D’où vient cette éducation ? À la sortie de l’école secondaire, j’ai obtenu mon premier emploi à temps plein pour une grande fille – un poste dans une entreprise minière. Je suis [still] très conflictuel à ce sujet. Cela m’a donné l’occasion de me construire; en même temps, c’était à l’arrière des terres aborigènes minières. Cela m’a donné un emploi et une stabilité financière. J’avais besoin de payer mes propres impôts, ma pension de retraite. C’était surtout en autodidacte, mais avec quelques conseils d’experts en argent : écouter des podcasts, lire des livres. Je ne pense pas que beaucoup de foule comprennent la finance. C’est un effet de la colonisation, je pense. C’était probablement quelque chose que je craignais le plus. J’ai toujours trouvé que parler d’argent était vraiment difficile et inconfortable jusqu’à ce que j’acquière cette confiance. Maintenant, j’aime gagner de l’argent. Cela remonte à ma communauté; ça aide ma famille.

Vous êtes célèbre. Êtes-vous riche? Absolument pas. Je ne conduis pas d’Aston Martin et je ne vis pas encore dans un manoir. Mais je suis riche de culture, de communauté et d’amitié.

Combien avez-vous été payé pour être la Bachelorette? C’était dans la barre des six chiffres – plus que certains des précédents Célibataire concurrents. Mon argument était que je voulais être payé le même [as the men].

Quel a été votre dernier achat heureux ? Une Suzuki Jimny très discrète. C’est génial.

Quel a été votre dernier achat regretté ? Mon drone. Et ma bouteille d’eau de soutien émotionnel à 50 $. C’est juste stupide.

POLITIQUE

Quelles expériences de vie ont le plus influencé et façonné votre politique et vos valeurs, avec le recul ? En tant que membre des Premières nations, vous êtes en quelque sorte né dans la politique. Je suis, rien qu’en existant, politique.

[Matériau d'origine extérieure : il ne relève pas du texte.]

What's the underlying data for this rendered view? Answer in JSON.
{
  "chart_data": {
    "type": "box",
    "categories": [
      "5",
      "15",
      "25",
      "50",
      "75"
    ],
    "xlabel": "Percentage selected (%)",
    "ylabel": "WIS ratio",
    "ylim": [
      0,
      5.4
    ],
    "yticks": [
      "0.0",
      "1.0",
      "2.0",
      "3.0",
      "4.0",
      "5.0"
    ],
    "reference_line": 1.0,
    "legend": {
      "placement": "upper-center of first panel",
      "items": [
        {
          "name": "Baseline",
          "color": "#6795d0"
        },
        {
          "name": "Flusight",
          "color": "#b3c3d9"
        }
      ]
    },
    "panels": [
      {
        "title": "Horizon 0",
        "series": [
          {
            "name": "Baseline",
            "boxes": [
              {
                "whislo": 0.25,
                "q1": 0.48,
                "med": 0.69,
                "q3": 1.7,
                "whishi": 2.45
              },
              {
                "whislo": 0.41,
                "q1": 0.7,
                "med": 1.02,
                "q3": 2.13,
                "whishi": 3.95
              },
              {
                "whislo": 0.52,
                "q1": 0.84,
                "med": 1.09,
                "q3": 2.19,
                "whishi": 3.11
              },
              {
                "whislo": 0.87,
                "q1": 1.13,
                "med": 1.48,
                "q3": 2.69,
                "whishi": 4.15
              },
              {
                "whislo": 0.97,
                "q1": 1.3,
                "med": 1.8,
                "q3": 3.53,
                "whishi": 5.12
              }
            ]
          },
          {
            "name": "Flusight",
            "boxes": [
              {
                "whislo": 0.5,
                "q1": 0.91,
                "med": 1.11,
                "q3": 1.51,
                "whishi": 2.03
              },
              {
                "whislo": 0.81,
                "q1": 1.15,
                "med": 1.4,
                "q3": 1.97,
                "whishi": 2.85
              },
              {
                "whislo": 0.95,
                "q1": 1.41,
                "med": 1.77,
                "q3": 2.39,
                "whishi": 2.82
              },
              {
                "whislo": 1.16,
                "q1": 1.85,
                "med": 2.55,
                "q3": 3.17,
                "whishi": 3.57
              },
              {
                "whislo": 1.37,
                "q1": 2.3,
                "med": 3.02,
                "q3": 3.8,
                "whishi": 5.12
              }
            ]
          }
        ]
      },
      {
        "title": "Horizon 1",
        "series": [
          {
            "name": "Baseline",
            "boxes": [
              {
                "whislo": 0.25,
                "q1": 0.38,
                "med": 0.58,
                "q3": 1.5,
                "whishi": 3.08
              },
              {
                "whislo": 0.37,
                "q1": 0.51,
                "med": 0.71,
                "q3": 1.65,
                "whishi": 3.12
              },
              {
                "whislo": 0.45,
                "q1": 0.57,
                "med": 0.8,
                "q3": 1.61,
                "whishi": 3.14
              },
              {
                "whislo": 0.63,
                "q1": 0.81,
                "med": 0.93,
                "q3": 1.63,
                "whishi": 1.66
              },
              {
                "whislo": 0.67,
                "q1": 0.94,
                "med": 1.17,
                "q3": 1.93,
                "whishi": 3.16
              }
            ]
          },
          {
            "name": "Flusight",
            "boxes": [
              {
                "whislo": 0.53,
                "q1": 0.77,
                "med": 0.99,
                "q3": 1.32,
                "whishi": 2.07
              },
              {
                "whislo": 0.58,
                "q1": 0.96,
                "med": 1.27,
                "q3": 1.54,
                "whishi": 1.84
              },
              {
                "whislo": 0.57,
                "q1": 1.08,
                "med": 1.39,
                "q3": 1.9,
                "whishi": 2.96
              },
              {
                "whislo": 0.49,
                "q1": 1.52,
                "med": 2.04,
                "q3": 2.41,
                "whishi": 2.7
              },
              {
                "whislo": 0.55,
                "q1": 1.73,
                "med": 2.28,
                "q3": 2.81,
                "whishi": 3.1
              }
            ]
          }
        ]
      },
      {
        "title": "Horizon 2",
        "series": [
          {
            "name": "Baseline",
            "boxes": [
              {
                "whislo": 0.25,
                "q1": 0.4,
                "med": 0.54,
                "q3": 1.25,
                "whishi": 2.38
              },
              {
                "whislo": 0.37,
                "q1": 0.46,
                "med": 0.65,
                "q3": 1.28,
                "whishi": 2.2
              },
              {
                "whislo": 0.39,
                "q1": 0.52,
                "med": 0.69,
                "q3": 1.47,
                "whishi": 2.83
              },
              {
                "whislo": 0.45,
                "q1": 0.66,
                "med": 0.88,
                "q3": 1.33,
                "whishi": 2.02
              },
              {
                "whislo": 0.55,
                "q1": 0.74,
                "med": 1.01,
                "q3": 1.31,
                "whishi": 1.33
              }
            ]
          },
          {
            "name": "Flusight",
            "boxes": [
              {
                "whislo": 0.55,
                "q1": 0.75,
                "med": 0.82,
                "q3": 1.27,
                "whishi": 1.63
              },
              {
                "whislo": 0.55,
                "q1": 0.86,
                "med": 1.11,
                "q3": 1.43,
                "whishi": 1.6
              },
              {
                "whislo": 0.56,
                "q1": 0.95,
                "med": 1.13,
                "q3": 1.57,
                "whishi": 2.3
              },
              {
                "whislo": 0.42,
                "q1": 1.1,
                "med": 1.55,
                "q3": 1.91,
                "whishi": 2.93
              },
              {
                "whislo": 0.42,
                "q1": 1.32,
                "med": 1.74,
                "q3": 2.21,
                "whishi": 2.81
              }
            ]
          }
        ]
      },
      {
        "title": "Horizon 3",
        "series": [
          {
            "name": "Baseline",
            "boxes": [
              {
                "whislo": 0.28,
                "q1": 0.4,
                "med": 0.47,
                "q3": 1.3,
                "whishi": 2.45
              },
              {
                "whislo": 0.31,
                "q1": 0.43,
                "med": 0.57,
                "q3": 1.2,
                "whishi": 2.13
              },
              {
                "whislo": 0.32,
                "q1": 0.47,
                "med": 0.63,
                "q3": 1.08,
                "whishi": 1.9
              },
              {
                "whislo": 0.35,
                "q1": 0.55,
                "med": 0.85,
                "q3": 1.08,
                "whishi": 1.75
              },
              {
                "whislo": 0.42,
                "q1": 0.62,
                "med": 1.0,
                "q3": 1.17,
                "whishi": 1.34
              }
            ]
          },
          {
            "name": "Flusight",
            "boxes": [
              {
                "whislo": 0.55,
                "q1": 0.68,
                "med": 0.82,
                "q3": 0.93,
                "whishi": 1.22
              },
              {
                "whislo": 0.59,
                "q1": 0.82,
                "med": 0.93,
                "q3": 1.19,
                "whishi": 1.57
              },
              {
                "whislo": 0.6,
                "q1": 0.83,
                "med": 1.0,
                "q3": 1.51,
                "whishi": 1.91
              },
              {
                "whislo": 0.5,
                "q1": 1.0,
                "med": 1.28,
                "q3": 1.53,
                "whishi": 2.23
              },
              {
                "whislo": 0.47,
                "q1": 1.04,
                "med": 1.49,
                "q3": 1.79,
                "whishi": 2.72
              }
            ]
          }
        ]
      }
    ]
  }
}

Parce que tu es politisé ? Cent pour cent. J’ai grandi en marchant dans deux mondes : un jeune dans la société occidentale, mais aussi en ayant un lien avec mon aborigène. J’ai toujours su que beaucoup de gens n’avaient pas beaucoup de respect pour les aborigènes et les insulaires du détroit de Torres. Ce n’est que lorsque j’ai fait des recherches sur l’histoire et l’apprentissage à l’école – dire la vérité – que j’ai compris où nous en étions en tant que peuple aux yeux de la société. Cela m’a rendu plus passionné.

Vous avez été la première Bachelorette des Premières Nations et la première Bachelorette bisexuelle. Dans quelle mesure ces « premières » sont-elles un honneur et un fardeau ? Lorsque je le faisais, je pouvais en ressentir la gravité et comprendre à quel point cela signifiait pour les personnes et les communautés que je représente. Je craignais d’être gênant, d’avoir l’air ringard ou incompris. Ce n’est pas un fardeau, juste beaucoup de pression. Vous voyez toutes ces personnes dans des postes similaires. Ils peuvent foutre le bordel : je ne peux pas.

Vous êtes un ardent défenseur de la Voix du Parlement. Vous sentez-vous optimiste ou pessimiste en ce moment ? Je pense toujours au pire scénario. Mais j’ai toujours été un grand défenseur de The Voice. En 2019, j’ai participé au dialogue des jeunes, faisant pression pour la Voix et le travail de campagne qui va avec. Pour moi, la Voix déterminera beaucoup. Un vote « oui » signifierait que le changement est en train de se produire. Un vote « non » reflétera le racisme dans notre pays et la façon dont nous traitons les peuples des Premières Nations. Un argument est que la Voix ne suffit pas. Je pense personnellement que la Voix est quelque chose, plus que rien. Qu’un traité ou la Voix passe en premier, ça change toujours.